August 18, 2016

"Neville... feels that he has unlocked a mystery of the human mind which could signal a revolution in policing."

"He is frustrated when he encounters skepticism, as if he were claiming to have discovered officers with telepathy or E.S.P., and he feels a nagging suspicion that had he written an algorithm instead the brass would be rushing to embrace it. 'People don’t want to believe that humans could be better than a machine,' he told me. 'And the sad truth in this wicked world we live in is that people don’t want to pay a human. They want to buy a machine.'"

The end of an excellent New Yorker article by Patrick Radden Keefe, "THE DETECTIVES WHO NEVER FORGET A FACE/London’s new squad of 'super-recognizers' could inspire a revolution in policing."


traditionalguy said...

Human Face recognition is the basis of all Celebrity Status. The familiar face triggers emotions and will be paid for like a drug. The Stars are the familiar faces.

Nice to see this generation figure it out too.

Squints said...

The documentary "Married To The Mob" proves this. 8^)

FullMoon said...

Facial recognition test here

Paul Snively said...

"'People don’t want to believe that humans could be better than a machine,' he told me."

Because it isn't true, or rather, when it's true, it's only true temporarily, and that "tempo" is getting faster all the time.
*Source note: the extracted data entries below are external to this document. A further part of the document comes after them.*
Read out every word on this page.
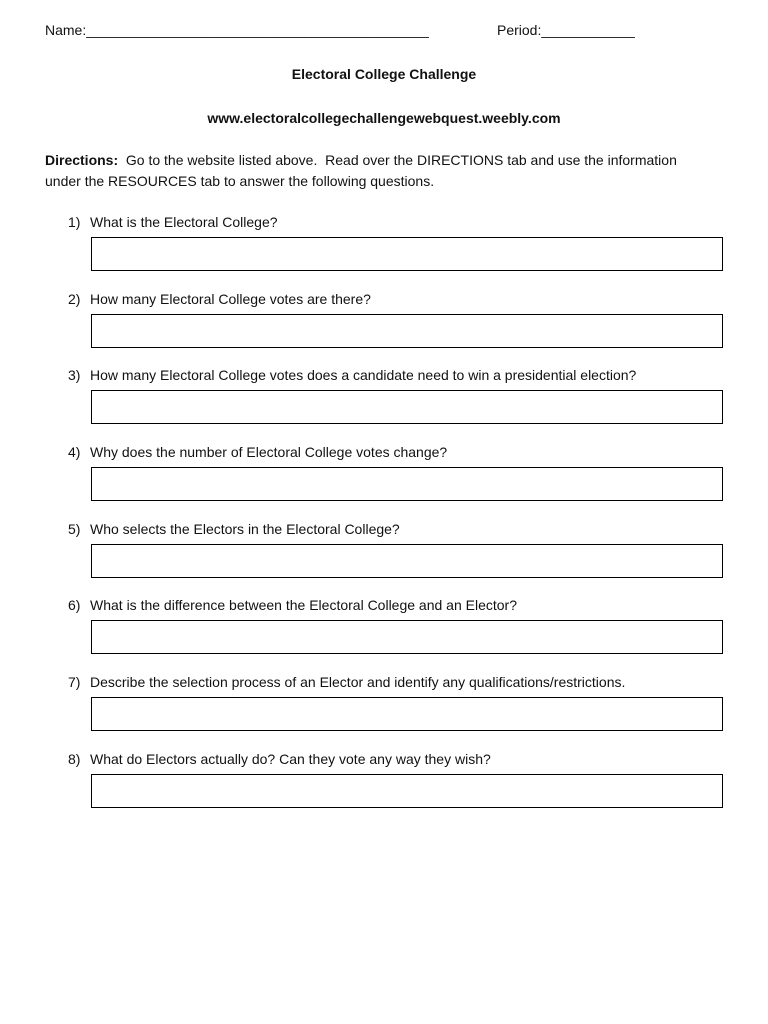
Name:____________________________________________	Period:____________
Electoral College Challenge
www.electoralcollegechallengewebquest.weebly.com
Directions:  Go to the website listed above.  Read over the DIRECTIONS tab and use the information under the RESOURCES tab to answer the following questions.
1) What is the Electoral College?
2) How many Electoral College votes are there?
3) How many Electoral College votes does a candidate need to win a presidential election?
4) Why does the number of Electoral College votes change?
5) Who selects the Electors in the Electoral College?
6) What is the difference between the Electoral College and an Elector?
7) Describe the selection process of an Elector and identify any qualifications/restrictions.
8) What do Electors actually do? Can they vote any way they wish?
It used to be that, if you wanted a machine to do something "only human beings can do," you had to sit down with a bevy of experts in the domain, interview them, codify their expertise somehow, and program the computer to do what they did. This famously led to the era of expert systems, which did OK for a while, but rapidly exhibited brittleness and, more baffling still to those who developed them, a tendency to simply regurgitate what any 12-year-old could immediately infer from the facts and inference-steps encoded in the system. This was where matters stood in the 1970s and into the 1980s.

Fast forward to today. We're well past the Bayesian revolution, the adoption of Maximum Entropy and Minimum Description Length machine learning systems, and Deep Learning approaches. It's no longer necessary to "try to capture what experts do." It's only necessary to define "success" and "failure," and provide as much training data as possible (in "unsupervised" machine learning, you don't even have to do that).

To sum up, we're at the point where a geek annoyed by his neighbor's cat hanging out in his yard can use a digital camera, a tiny one-board computer, and some open-source software to turn on the sprinkler when there's a cat in the yard. Not people, not other animals. Just cats. More serious hardware and more serious software can do a lot more than this.

JCC said...

That's fascinating. The implications are quite numerous, esepcially for eyewitness testimony in the courts.